Mohalla clinicSpending on everyday health treatments by both rural and urban households can add up to become catastrophic over time, and push people into poverty
Both rural and urban households spend twice as much on out-patient or non-hospitalization healthcare costs as they do on hospitalizations, data from a new National Sample Survey report shows. (See chart 1)
India has one of the highest proportions of out-of-pocket health expenditure, and the expense per hospitalization can be catastrophically high. One case of hospitalization alone can on average cost roughly the same as the average Indian’s consumption expenditure for the year.
However, with the rate of hospitalization in India currently at 2.9% (meaning that around 3 out of every 100 people need hospitalization, excluding childbirth, during a calendar year), these spending shocks are rarer compared to routine ailments. In the case of medical care that doesn’t require hospitalization, the expense recurs frequently. In the 15 days preceding the survey, 8% of people reported having had an ailment. (See charts 2a and 2b)
Medicines contribute the highest share of medical expenditure for out-patient treatment, as well as for in-patient treatment in public hospitals and rural private hospitals. In urban private hospitals, the cost is frequently designated as an overall ‘package component’ which cannot be split into individual components, and this now accounts for the highest share of in-patient expenses in private urban hospitals. The package component typically involves the cost of a set of procedures (including surgical costs) for a specific illness.
Although successive governments have announced schemes for free medicines, there is no national scheme for free medicines yet. ( Only guidelines for states to set up their own schemes have been announced.

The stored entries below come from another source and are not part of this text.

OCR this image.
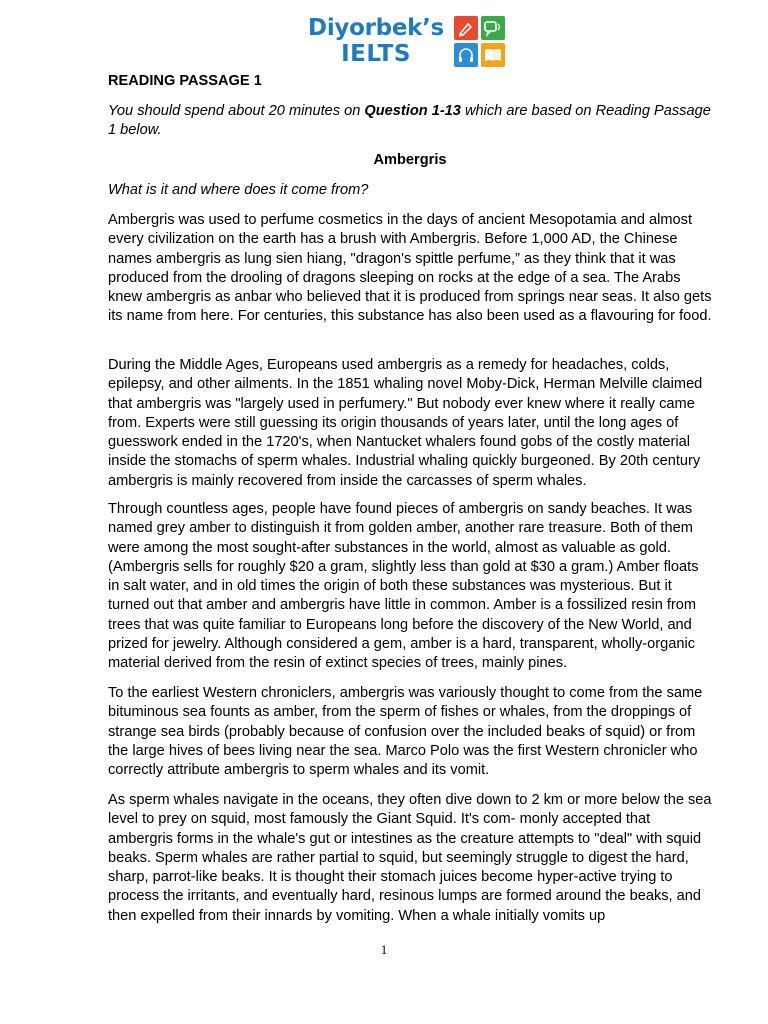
Diyorbek’s
IELTS
READING PASSAGE 1
You should spend about 20 minutes on Question 1-13 which are based on Reading Passage 1 below.
Ambergris
What is it and where does it come from?

Ambergris was used to perfume cosmetics in the days of ancient Mesopotamia and almost every civilization on the earth has a brush with Ambergris. Before 1,000 AD, the Chinese names ambergris as lung sien hiang, "dragon's spittle perfume,” as they think that it was produced from the drooling of dragons sleeping on rocks at the edge of a sea. The Arabs knew ambergris as anbar who believed that it is produced from springs near seas. It also gets its name from here. For centuries, this substance has also been used as a flavouring for food.

During the Middle Ages, Europeans used ambergris as a remedy for headaches, colds, epilepsy, and other ailments. In the 1851 whaling novel Moby-Dick, Herman Melville claimed that ambergris was "largely used in perfumery." But nobody ever knew where it really came from. Experts were still guessing its origin thousands of years later, until the long ages of guesswork ended in the 1720's, when Nantucket whalers found gobs of the costly material inside the stomachs of sperm whales. Industrial whaling quickly burgeoned. By 20th century ambergris is mainly recovered from inside the carcasses of sperm whales.

Through countless ages, people have found pieces of ambergris on sandy beaches. It was named grey amber to distinguish it from golden amber, another rare treasure. Both of them were among the most sought-after substances in the world, almost as valuable as gold. (Ambergris sells for roughly $20 a gram, slightly less than gold at $30 a gram.) Amber floats in salt water, and in old times the origin of both these substances was mysterious. But it turned out that amber and ambergris have little in common. Amber is a fossilized resin from trees that was quite familiar to Europeans long before the discovery of the New World, and prized for jewelry. Although considered a gem, amber is a hard, transparent, wholly-organic material derived from the resin of extinct species of trees, mainly pines.

To the earliest Western chroniclers, ambergris was variously thought to come from the same bituminous sea founts as amber, from the sperm of fishes or whales, from the droppings of strange sea birds (probably because of confusion over the included beaks of squid) or from the large hives of bees living near the sea. Marco Polo was the first Western chronicler who correctly attribute ambergris to sperm whales and its vomit.

As sperm whales navigate in the oceans, they often dive down to 2 km or more below the sea level to prey on squid, most famously the Giant Squid. It's com- monly accepted that ambergris forms in the whale's gut or intestines as the creature attempts to "deal" with squid beaks. Sperm whales are rather partial to squid, but seemingly struggle to digest the hard, sharp, parrot-like beaks. It is thought their stomach juices become hyper-active trying to process the irritants, and eventually hard, resinous lumps are formed around the beaks, and then expelled from their innards by vomiting. When a whale initially vomits up

1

The high burden of out-patient health expenditure hits the poorest hard. In rural India, the share of out-patient expenses in total medical expenditure has been falling since 2004-05, but it has risen since 2009-10 in urban India. (See chart 3)
While these trends hold true across India, there is wide variation among states in the degree of dependence on private versus public healthcare, and the relative share of non-hospitalization costs in the total basket of expenditure. In general, poorer people report lower levels of ailments and hospitalizations, implying that India’s most marginalized groups are still far from accessing required levels of healthcare, and skewing the numbers downwards.
But despite accessing less healthcare, those in poorest states don’t get cheaper healthcare; treatment costs are higher in many poorer states.
The Centre’s Ayushman Bharat scheme has focused on expanding insurance coverage to help tackle health shocks. Evidence from a study prior to the scheme’s launch led by Shamika Ravi, director of research at Brookings India, showed the availability of public health insurance has not had a significant impact on out-of-pocket expenditure ( However, it has significantly raised probability of people seeking hospital care, says Ravi, a former member of the PM’s Economic Advisory Council, and who has advised the government on healthcare. But even for hospitalizations, the Ayushman Bharat scheme is not all-encompassing. For one, the insurance element is means-tested (applicable only to poor). This is not the case in some states such as Delhi, where any resident who can’t get a procedure done within 30 days at a government hospital can get cashless treatment for over 1,100 procedures at an empanelled private hospital with no insurance intermediary.
And then, there is the heavy burden of illness that does not require hospitalization. In Delhi, this has been the much more public face of its health reforms. “For treatment that does not require hospitalization, we have set up over 300 mohalla clinics where 212 lab tests, diagnostics and drugs are all provided free of cost,” says Jasmine Shah, vice-chairperson of the Delhi Dialogue and Development Commission, a think-tank that helps the Delhi government frame policies.
For Ayushman Bharat, the scheme has received the most attention, but “the second component of it (much slower and low profile, and arguably more challenging to implement) is the creation of 150,000 health and wellness centres across the country,” says Ravi. The Union health ministry claims that 17 million people received free diagnostics and medicines in these centres over the last year.(
This is four times as many people who claimed benefits under the insurance portion.
The national conversation on health spending in the last year has largely focused on insurance against catastrophic illness.
But it appears that less discussed small illnesses are adding up to catastrophic costs for most Indians, and this needs urgent attention.